Nos bastidores, a avaliação é de que a proposta tem apoio na centro-esquerda e começa a encontrar espaço também na direita, o que diminui a resistência no Legislativo, além de atender ao interesse do presidente da Câmara, Hugo Motta, que precisaria de uma pauta de impacto para marcar sua gestão, mas fontes ouvidas pelo Broadcast indicam que, dependendo da redação da Proposta de Emenda à Constituição, o próprio Executivo pode recuar.
Um dos argumentos do governo é um estudo do Instituto de Pesquisa Econômica Aplicada, que aponta que a redução da jornada para 40 horas semanais teria impacto semelhante ao de aumentos recorrentes do salário mínimo, com elevação média de 7,84% no custo do trabalho de um empregado celetista, e que a maioria das empresas teria condições de absorver esse efeito.

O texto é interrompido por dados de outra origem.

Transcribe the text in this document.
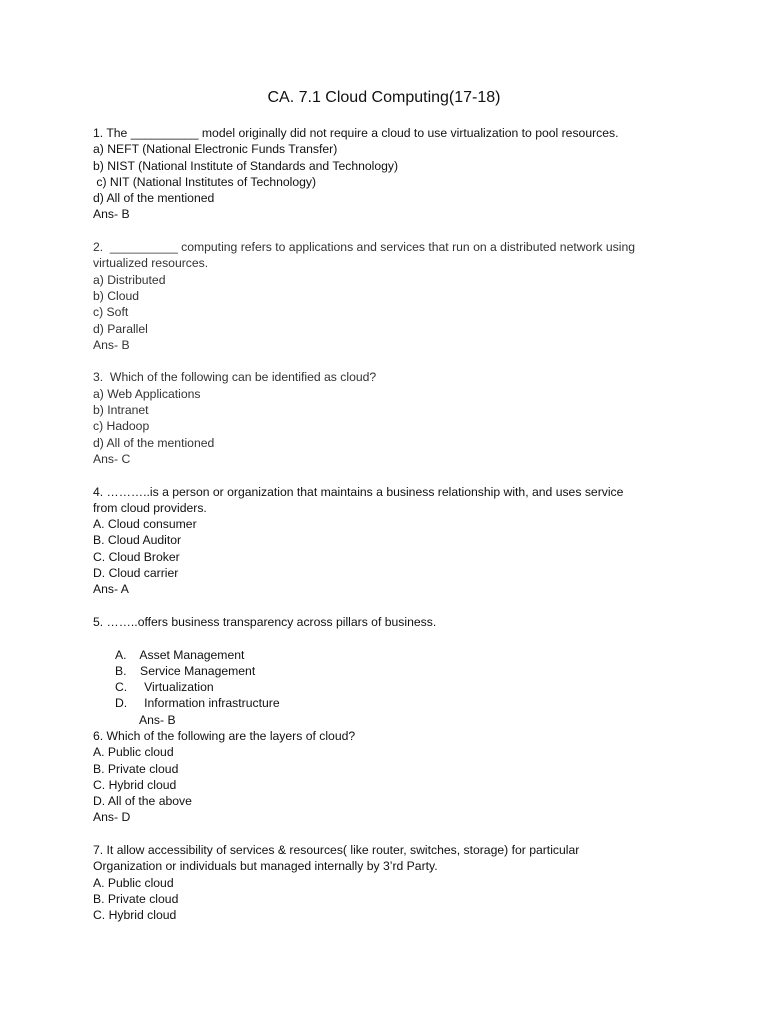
CA. 7.1 Cloud Computing(17-18)
1. The __________ model originally did not require a cloud to use virtualization to pool resources.
a) NEFT (National Electronic Funds Transfer)
b) NIST (National Institute of Standards and Technology)
c) NIT (National Institutes of Technology)
d) All of the mentioned
Ans- B
2.  __________ computing refers to applications and services that run on a distributed network using
virtualized resources.
a) Distributed
b) Cloud
c) Soft
d) Parallel
Ans- B
3.  Which of the following can be identified as cloud?
a) Web Applications
b) Intranet
c) Hadoop
d) All of the mentioned
Ans- C
4. ………..is a person or organization that maintains a business relationship with, and uses service
from cloud providers.
A. Cloud consumer
B. Cloud Auditor
C. Cloud Broker
D. Cloud carrier
Ans- A
5. ……..offers business transparency across pillars of business.
A.    Asset Management
B.    Service Management
C.     Virtualization
D.     Information infrastructure
Ans- B
6. Which of the following are the layers of cloud?
A. Public cloud
B. Private cloud
C. Hybrid cloud
D. All of the above
Ans- D
7. It allow accessibility of services & resources( like router, switches, storage) for particular
Organization or individuals but managed internally by 3’rd Party.
A. Public cloud
B. Private cloud
C. Hybrid cloud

Dentro da equipe econômica, porém, há defesa de um período de transição, considerando que setores diferentes e empresas de portes distintos sentiriam os impactos de maneira desigual, sendo que companhias maiores teriam mais condições de adaptação.
A preocupação é que, sem um acordo prévio, o texto se transforme em um conjunto de exceções e gere insegurança jurídica, cenário em que até o governo poderia se posicionar contra a proposta.
Especialistas também demonstram cautela. A advogada trabalhista Elisa Alonso avalia que alterar a jornada por meio de emenda constitucional tende a provocar insegurança e aumento relevante de custos no curto prazo, defendendo que a redução poderia ser feita por negociação coletiva, setor por setor, sem necessidade de mudar a Constituição.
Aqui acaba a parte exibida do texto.